The business was prepped to “scale to the $100m’s revenue”, Fox wrote.

However, he explained despite its research, the company’s success within the customisation space, and “all the right trends” towards personalisation, the market “just didn’t respond as we expected” – while research had indicated mass market consumers would enjoy personalising their shoes, the opposite ended up being the case.

“The customisation niche are creative people who enjoy spending the time to create something unique which they can wear. We learnt the hard way that mass market customers don’t want to create, they want to be inspired and shown what to wear. They want to see the latest trends, what celebrities and Instagram influencers are wearing and they want to wear exactly that — both the style and the brand,” Fox explained.

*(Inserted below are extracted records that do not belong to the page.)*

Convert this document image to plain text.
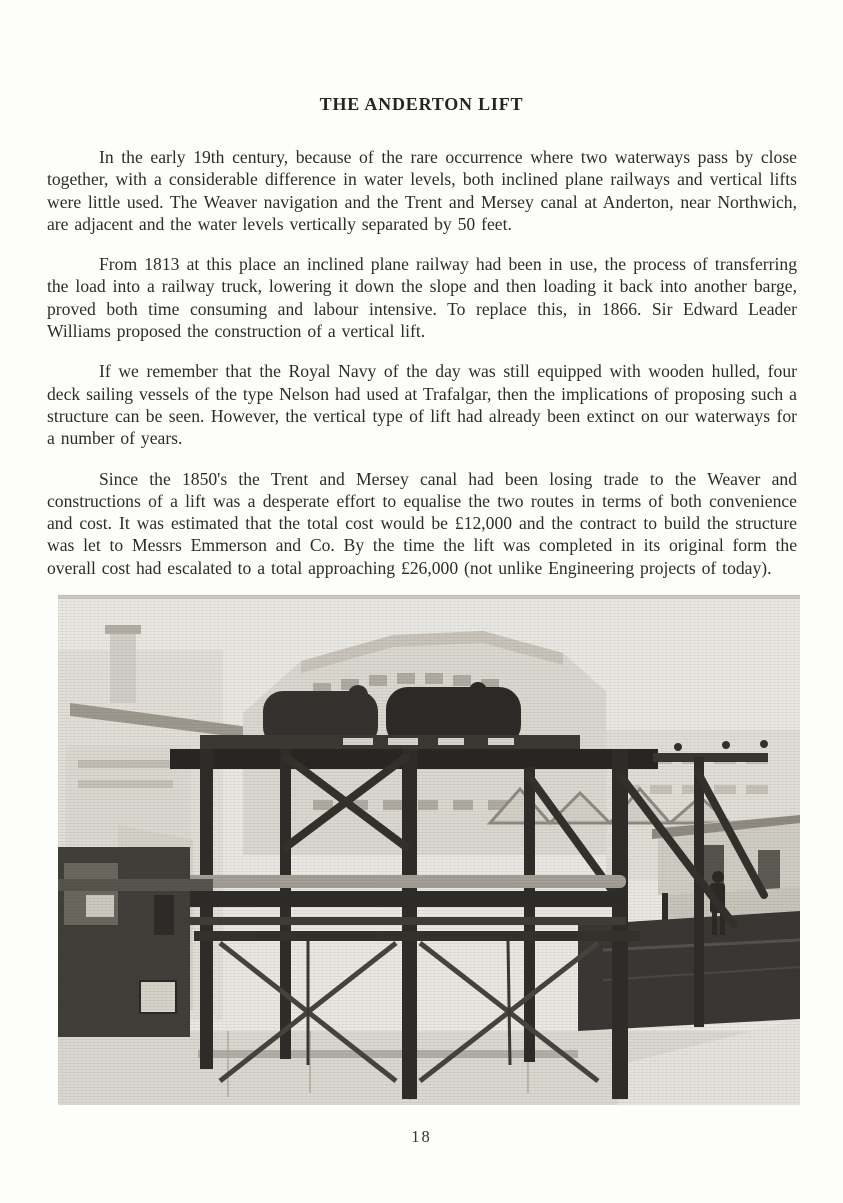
THE ANDERTON LIFT

In the early 19th century, because of the rare occurrence where two waterways pass by close together, with a considerable difference in water levels, both inclined plane railways and vertical lifts were little used. The Weaver navigation and the Trent and Mersey canal at Anderton, near Northwich, are adjacent and the water levels vertically separated by 50 feet.

From 1813 at this place an inclined plane railway had been in use, the process of transferring the load into a railway truck, lowering it down the slope and then loading it back into another barge, proved both time consuming and labour intensive. To replace this, in 1866. Sir Edward Leader Williams proposed the construction of a vertical lift.

If we remember that the Royal Navy of the day was still equipped with wooden hulled, four deck sailing vessels of the type Nelson had used at Trafalgar, then the implications of proposing such a structure can be seen. However, the vertical type of lift had already been extinct on our waterways for a number of years.

Since the 1850's the Trent and Mersey canal had been losing trade to the Weaver and constructions of a lift was a desperate effort to equalise the two routes in terms of both convenience and cost. It was estimated that the total cost would be £12,000 and the contract to build the structure was let to Messrs Emmerson and Co. By the time the lift was completed in its original form the overall cost had escalated to a total approaching £26,000 (not unlike Engineering projects of today).

18
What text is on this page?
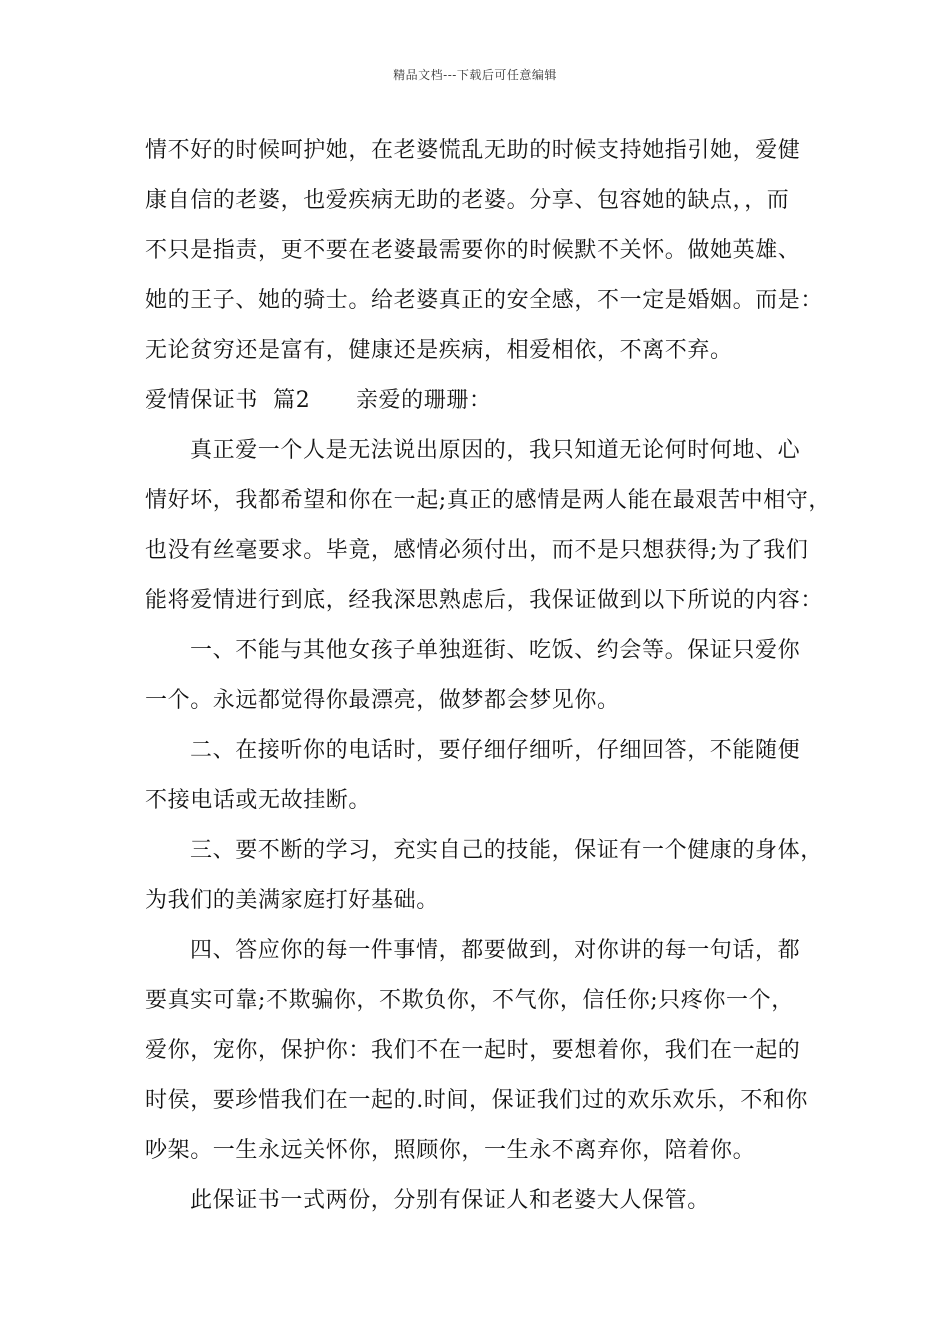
精品文档---下载后可任意编辑
情不好的时候呵护她，在老婆慌乱无助的时候支持她指引她，爱健
康自信的老婆，也爱疾病无助的老婆。分享、包容她的缺点，，而
不只是指责，更不要在老婆最需要你的时候默不关怀。做她英雄、
她的王子、她的骑士。给老婆真正的安全感，不一定是婚姻。而是：
无论贫穷还是富有，健康还是疾病，相爱相依，不离不弃。
爱情保证书  篇2      亲爱的珊珊：
真正爱一个人是无法说出原因的，我只知道无论何时何地、心
情好坏，我都希望和你在一起;真正的感情是两人能在最艰苦中相守，
也没有丝毫要求。毕竟，感情必须付出，而不是只想获得;为了我们
能将爱情进行到底，经我深思熟虑后，我保证做到以下所说的内容：
一、不能与其他女孩子单独逛街、吃饭、约会等。保证只爱你
一个。永远都觉得你最漂亮，做梦都会梦见你。
二、在接听你的电话时，要仔细仔细听，仔细回答，不能随便
不接电话或无故挂断。
三、要不断的学习，充实自己的技能，保证有一个健康的身体，
为我们的美满家庭打好基础。
四、答应你的每一件事情，都要做到，对你讲的每一句话，都
要真实可靠;不欺骗你，不欺负你，不气你，信任你;只疼你一个，
爱你，宠你，保护你：我们不在一起时，要想着你，我们在一起的
时侯，要珍惜我们在一起的.时间，保证我们过的欢乐欢乐，不和你
吵架。一生永远关怀你，照顾你，一生永不离弃你，陪着你。
此保证书一式两份，分别有保证人和老婆大人保管。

“They don’t want to invest time in creating a product themselves, and attempts to have them do this, even in small ways, leads to the paradox of choice kicking in causing decision paralysis, in turn lowering conversion rates.”

The startup shut down its design kiosks in both Nordstrom and David Jones in late 2016, with Jodie Fox telling the Australian Financial Review at the time that the most profitable and biggest opportunity for the business was in pure play online.

As Fox explained on Medium, the startup tried to pivot to two ideas: serving customers who have small, large, wide, or narrow feet, and manufacturing for other brands and retailers. However, it was hard to cover costs with these models.

News emerged last March that the business had appointed investment bank Ohana & Co to look at either a sale or refinancing of the business.

The startup announced last August that it would be pausing orders to assess its options, with Jodie Fox writing on Instagram that the pause would allow Shoes of Prey to consider its options to either sell or reboot the business at a later date “with substantial changes”.

With FTI Consulting now appointed as administrators, Fox shared his key learning: if he finds himself in a position where he is attempted to change consumer behaviour, he will work to ensure he has “peeled back the layers to truly understand the psychology of my target customer”.

“If we’d been able to understand that the mass market customer didn’t want to customise, we shouldn’t have gone down the path of raising venture capital and instead focused on building a strong but smaller business serving our niche of women who wanted to customise, as we did for the first 2.5 years of the business,” he wrote.

Image: Mike Knapp, Jodie Fox, Michael Fox.